Examples of what has been happening include:

*Three customers were picked up at a Waikiki hotel. Two of the three were
in their ’60s and ’70s, and one of them sickly. They had gone to Hickam to
pick up a prescription. At the gate, the passengers were forced to get out
of the taxi they originated their trip in and into another taxi. This
forced them to pay another “flag drop” charge and inconvenienced them by
forcing the elderly persons to maneuver in and out of the vehicles.

*Gate sentries at Hickam have actually told customers either “don’t pay the
cabfare” or “ask for a full refund of cabfare” from taxi drivers or taxicab
companies for trips originating at off-base sites because the drivers were
“supposed to know they weren’t allowed on base”. — Firstly, it is illegal
for a customer to ride a taxi and then refuse to pay the fare. Secondly,
drivers by city mandate aren’t allowed to refuse service unless the
passenger is disorderly. Thirdly, our company was not officially notified
by the military until after we had complaints from drivers and customers and
contacted the bases ourselves and found out about these new “policies.” Fourthly, this unfairly interferes with private contracts between taxi
companies and corporate clients, including government accounts (military
included). Fifthly, it takes away a customer’s right to choose.

*There is a double standard even at Pearl Harbor, because when a ship comes
in, the ship commanders themselves will open access to all drivers,
otherwise their thousands of men and women are left at the docks after a
long deployment for ridiculous waiting periods.

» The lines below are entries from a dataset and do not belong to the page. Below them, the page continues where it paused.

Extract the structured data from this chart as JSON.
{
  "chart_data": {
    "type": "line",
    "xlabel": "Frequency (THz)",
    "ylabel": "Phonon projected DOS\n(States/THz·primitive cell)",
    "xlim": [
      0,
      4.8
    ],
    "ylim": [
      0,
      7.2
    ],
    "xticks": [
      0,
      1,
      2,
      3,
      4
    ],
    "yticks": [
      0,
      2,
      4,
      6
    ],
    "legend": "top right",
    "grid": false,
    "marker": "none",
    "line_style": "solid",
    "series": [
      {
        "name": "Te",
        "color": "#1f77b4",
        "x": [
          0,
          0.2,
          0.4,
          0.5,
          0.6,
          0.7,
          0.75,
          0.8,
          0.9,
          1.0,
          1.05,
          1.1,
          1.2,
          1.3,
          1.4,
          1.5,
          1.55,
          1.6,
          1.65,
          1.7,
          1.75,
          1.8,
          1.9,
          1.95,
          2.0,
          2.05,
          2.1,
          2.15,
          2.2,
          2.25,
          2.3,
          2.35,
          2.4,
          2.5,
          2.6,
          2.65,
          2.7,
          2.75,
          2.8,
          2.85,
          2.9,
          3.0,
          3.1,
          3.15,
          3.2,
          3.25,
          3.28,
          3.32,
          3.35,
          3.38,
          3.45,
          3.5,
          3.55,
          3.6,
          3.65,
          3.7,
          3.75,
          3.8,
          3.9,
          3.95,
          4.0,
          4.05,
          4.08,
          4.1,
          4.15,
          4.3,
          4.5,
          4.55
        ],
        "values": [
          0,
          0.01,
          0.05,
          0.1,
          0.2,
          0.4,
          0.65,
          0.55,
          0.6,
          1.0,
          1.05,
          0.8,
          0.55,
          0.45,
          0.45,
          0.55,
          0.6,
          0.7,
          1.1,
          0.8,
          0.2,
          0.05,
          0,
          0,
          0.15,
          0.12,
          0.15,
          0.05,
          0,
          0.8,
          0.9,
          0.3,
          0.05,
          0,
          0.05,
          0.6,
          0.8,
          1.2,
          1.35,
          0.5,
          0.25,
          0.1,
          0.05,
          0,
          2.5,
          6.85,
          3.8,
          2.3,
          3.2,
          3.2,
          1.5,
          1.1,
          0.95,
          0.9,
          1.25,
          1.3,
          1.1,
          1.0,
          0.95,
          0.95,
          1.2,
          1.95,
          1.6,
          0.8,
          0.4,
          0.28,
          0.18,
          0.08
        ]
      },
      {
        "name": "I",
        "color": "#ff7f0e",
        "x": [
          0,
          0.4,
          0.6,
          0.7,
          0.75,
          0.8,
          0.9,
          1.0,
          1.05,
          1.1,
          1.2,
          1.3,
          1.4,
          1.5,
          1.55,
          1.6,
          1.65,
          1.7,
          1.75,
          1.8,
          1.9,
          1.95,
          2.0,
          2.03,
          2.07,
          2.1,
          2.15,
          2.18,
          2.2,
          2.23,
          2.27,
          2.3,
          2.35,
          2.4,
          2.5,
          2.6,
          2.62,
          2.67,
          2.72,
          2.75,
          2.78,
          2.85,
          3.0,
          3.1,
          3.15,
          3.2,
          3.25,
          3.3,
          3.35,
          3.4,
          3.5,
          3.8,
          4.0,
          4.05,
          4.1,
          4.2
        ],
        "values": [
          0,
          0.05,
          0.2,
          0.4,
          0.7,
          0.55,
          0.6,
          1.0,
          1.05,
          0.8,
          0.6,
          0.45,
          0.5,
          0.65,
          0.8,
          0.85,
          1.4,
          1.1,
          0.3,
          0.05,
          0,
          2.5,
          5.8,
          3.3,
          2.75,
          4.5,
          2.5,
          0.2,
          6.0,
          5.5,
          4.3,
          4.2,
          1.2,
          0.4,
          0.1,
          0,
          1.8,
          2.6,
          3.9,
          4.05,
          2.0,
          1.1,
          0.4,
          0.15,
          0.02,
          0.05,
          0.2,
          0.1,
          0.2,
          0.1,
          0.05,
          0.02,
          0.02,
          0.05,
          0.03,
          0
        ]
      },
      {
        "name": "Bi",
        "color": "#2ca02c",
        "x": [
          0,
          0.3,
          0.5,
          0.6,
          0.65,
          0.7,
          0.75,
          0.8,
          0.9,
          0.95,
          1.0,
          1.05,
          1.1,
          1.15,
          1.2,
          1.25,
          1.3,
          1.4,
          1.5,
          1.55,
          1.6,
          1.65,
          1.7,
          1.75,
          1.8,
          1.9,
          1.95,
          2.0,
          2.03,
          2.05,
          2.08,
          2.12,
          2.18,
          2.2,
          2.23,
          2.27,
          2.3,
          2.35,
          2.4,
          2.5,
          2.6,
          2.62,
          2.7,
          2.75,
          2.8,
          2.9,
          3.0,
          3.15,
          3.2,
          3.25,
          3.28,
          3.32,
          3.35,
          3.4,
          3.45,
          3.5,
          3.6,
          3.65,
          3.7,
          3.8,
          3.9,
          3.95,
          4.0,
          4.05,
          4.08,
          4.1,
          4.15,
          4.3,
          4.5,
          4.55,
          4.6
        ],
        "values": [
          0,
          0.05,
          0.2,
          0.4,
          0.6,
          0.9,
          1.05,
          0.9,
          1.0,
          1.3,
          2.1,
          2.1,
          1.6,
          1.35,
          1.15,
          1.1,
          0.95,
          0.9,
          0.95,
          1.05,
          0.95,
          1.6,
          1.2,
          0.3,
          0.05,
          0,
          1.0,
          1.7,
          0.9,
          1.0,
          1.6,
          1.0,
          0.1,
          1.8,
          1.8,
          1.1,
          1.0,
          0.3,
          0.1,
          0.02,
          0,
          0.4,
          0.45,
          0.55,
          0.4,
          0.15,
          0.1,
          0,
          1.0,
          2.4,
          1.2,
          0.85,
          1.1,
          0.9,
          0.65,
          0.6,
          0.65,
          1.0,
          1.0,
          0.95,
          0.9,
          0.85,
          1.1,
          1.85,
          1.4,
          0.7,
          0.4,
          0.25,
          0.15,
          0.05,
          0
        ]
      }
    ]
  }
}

*This military endorsement of The Cab further exacerbates the problems of
discriminatory practices at the Honolulu International Airport. The Cab
holds the current interim management contract of the Open Taxi System at the
airport. However, The Cab dispatchers divert customers into The Cab
cars, ahead of other drivers lined up at the airport taxi stand. Each base
commander sets the policy for his own base, and not all bases have as
stringent rules as Pearl Harbor and Hickam so it is misleading to say that
only The Cab drivers are allowed military base access. Also, questions
arise as to whether only the 85 allowed on the Pearl Harbor and Hickam bases
are utilized … or is The Cab using this to divert business to their own
cars under misleading circumstances.